Wird Licht in der Nähe eines schwarzen Loches gebrochen?

7 Antworten

Vom Fragesteller als hilfreich ausgezeichnet

Hallo BobTheCat,

von Lichtbrechung in dem Sinne kann man im Grunde nicht reden, auch wenn sich das Licht in der Nähe schwerer Massen tatsächlich – von der Warte eines entfernten Beobachters aus betrachtet – langsamer bewegt. Das geht aus der SCHWARZSCHILD- Metrik hervor, welche eine kurze Eigenzeitspanne dτ in Beziehung zu einer kurzen Koordinatenzeitspanne (vom entfernten Beobachter gemessen) und den räumlichen Koordinatendifferenzen setzt.

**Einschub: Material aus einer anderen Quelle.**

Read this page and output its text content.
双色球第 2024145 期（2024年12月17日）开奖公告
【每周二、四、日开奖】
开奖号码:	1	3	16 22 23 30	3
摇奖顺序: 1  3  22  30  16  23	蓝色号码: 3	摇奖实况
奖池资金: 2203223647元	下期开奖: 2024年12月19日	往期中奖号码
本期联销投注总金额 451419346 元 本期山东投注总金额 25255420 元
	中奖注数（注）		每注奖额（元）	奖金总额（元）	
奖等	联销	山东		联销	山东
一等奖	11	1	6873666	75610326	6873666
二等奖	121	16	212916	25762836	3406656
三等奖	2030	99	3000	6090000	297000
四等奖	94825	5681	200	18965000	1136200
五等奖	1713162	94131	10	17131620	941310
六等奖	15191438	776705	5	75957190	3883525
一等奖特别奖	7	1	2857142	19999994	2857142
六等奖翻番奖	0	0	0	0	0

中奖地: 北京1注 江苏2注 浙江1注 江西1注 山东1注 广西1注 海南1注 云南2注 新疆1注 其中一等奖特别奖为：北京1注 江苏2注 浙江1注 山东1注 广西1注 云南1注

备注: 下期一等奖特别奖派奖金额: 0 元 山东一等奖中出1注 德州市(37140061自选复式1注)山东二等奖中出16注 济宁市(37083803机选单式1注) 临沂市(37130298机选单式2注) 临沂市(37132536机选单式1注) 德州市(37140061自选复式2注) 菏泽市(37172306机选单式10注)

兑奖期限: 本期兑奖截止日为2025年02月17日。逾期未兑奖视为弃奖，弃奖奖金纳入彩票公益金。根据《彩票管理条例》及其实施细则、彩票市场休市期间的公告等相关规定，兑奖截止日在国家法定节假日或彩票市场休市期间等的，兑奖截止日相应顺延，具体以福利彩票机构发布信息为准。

(1.1) c²dτ² = c²dt²∙q² − dr²/q² − r²dΩ²

mit den Abkürzungen

(1.2) dΩ² = dθ² + sin²(θ)dφ²

Bild zum Beitrag

Abb. 1: sphärische Koordinaten (aus dem Wikipedia-Artikel)

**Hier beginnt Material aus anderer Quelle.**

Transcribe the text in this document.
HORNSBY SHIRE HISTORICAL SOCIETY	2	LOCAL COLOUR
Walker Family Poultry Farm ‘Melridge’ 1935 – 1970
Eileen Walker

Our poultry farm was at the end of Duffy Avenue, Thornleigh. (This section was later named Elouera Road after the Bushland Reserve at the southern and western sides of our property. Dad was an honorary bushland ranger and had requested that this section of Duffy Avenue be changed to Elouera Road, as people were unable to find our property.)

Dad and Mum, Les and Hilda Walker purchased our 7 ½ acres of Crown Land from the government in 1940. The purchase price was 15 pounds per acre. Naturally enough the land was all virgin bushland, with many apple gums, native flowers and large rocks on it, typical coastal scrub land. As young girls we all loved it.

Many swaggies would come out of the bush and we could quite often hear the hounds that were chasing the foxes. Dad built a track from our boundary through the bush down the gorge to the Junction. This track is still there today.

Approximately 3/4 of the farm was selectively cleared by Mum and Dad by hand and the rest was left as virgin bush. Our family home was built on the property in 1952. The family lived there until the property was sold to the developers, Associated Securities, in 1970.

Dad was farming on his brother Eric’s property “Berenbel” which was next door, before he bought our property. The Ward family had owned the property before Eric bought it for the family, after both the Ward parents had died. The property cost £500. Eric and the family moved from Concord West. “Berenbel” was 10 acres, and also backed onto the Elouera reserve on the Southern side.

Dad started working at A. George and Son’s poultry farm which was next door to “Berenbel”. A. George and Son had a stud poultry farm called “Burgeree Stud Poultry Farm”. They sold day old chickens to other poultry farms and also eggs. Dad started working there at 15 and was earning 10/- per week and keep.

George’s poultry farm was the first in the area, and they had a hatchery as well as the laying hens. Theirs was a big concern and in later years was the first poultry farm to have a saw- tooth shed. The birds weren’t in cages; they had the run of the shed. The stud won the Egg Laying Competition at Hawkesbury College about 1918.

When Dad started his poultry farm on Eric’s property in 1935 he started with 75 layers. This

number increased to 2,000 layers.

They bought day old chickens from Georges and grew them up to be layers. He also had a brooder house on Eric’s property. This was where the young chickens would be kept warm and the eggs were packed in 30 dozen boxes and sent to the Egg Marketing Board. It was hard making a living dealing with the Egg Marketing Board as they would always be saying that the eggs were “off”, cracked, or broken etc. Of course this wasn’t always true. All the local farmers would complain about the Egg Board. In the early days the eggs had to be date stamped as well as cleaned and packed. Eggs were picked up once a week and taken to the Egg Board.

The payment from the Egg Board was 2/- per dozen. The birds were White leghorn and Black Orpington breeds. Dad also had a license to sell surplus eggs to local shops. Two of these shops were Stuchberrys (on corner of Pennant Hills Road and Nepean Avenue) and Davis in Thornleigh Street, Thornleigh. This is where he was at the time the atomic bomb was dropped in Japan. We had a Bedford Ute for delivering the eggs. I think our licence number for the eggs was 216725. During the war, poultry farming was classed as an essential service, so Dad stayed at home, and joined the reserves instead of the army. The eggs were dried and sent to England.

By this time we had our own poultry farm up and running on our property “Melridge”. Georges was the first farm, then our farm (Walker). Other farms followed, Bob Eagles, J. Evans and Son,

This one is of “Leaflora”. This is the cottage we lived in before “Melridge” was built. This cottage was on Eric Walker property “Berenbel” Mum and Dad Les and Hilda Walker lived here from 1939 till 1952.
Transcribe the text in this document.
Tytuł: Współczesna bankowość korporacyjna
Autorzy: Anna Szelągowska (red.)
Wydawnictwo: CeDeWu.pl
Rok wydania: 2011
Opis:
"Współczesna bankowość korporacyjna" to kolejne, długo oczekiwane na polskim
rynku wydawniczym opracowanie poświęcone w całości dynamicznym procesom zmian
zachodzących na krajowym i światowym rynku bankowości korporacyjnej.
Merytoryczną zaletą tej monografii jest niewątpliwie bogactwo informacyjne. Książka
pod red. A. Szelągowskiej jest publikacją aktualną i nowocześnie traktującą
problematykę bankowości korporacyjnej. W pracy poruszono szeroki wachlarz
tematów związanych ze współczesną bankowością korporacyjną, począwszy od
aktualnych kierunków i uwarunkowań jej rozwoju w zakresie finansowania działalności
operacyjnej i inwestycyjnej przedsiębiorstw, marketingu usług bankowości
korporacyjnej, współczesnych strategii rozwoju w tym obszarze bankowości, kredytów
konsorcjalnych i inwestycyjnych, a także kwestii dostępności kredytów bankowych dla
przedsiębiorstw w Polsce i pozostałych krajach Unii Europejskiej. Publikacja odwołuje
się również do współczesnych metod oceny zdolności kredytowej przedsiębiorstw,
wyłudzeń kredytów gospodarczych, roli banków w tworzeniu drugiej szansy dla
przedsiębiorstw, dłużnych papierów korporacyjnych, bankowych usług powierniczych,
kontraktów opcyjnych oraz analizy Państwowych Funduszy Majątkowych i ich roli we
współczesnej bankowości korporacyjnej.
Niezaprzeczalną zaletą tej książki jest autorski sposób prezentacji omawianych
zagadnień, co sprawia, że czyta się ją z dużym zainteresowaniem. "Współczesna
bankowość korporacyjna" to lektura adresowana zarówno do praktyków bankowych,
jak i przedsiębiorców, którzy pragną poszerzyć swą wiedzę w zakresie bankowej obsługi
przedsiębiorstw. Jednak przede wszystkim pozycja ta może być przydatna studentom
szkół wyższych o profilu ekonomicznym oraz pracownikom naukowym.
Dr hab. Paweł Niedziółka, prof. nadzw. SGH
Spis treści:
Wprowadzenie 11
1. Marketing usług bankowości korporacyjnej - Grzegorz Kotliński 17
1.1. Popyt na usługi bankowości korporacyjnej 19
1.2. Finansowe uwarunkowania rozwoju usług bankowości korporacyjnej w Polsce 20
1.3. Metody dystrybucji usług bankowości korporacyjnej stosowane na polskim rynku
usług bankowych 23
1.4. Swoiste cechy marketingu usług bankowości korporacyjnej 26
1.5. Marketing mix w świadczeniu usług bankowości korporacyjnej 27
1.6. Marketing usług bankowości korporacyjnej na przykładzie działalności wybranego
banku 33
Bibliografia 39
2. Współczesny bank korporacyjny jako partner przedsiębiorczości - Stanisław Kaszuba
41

und dem SCHWARZSCHILD- Faktor

(1.3) q² = 1 − 2𝑚⁄r = 1 − 2GMc⁻²r⁻¹,

wobei G die Gravitationskonstante und M die Masse des Himmelskörpers (der ein Schwarzes Loch (SL) sein kann, aber nicht muss) ist. Die radiale Koordinate r bezeichnet eine Kugelschale mit der Fläche 4πr², kann wegen der metrischen Verzerrung durch dieses q aber nicht als räumlicher Abstand zum Zentrum gedeutet werden. 2𝑚 heißt der SCHWARZSCHILD- Radius.

Kreisbahnen

In der SCHWARZSCHILD- Metrik – nur die kann ich z.Zt. rechnen – gilt für Kreisbahnen die Gleichung

(2) rv² = 𝑚c²    ⇔    v²⁄c² = 𝑚⁄r,

wobei in der θ = ½π- Ebene

(3) v = r∙dφ⁄dt

ist. Setzen wir für (1.1)

(4.1) c²dτ² = c²dt²(1 − 2𝑚⁄r) − r²dφ²

ein, teilt durch c²dt² und zieht die Wurzel, erhält man

(4.2) dτ⁄dt = √{1 − 2𝑚⁄r − v²⁄c²},

was für eine Kreisbahn

(4.3) dτ⁄dt = √{1 − 3𝑚⁄r}

bedeutet. Der innerste stabile Kreis ist bei r = 6𝑚. Auf einem Planeten, der dort kreiste, würden in 10 Jahren Koordinatenzeit etws über 7 Jahre verstreichen.

Allerdings wollen wir über Licht sprechen, und da ist die Eigenzeit gerade gleich 0; deshalb nennt man die Weltlinie (WL) eines Lichtsignals auch Nullgeodäte. Licht folgt also Pfaden, entlang derer in der Wurzel von (4.2) eine 0 steht. Also muss

(5.1) 1 − 2𝑚⁄r − v²⁄c² = 0

und damit

(5.2) v = c∙√{1 − 2𝑚⁄r} = c∙q.

Es gibt sogar Kreisbahnen für Photonen; man kann an (4.3) ablesen, dass sie bei r = 3𝑚 liegen.

Keine Dispersion
Die unterschiedlichen Wellenlängen der Photonen mit ihren unterschiedlichen Energien müssten doch unterschiedlich stark abgelenkt werden?

Nein. Zum Wesen der Gravitation gehört es ja, dass alle Körper unabhängig von ihrer Masse dieselbe Beschleunigung erfährt.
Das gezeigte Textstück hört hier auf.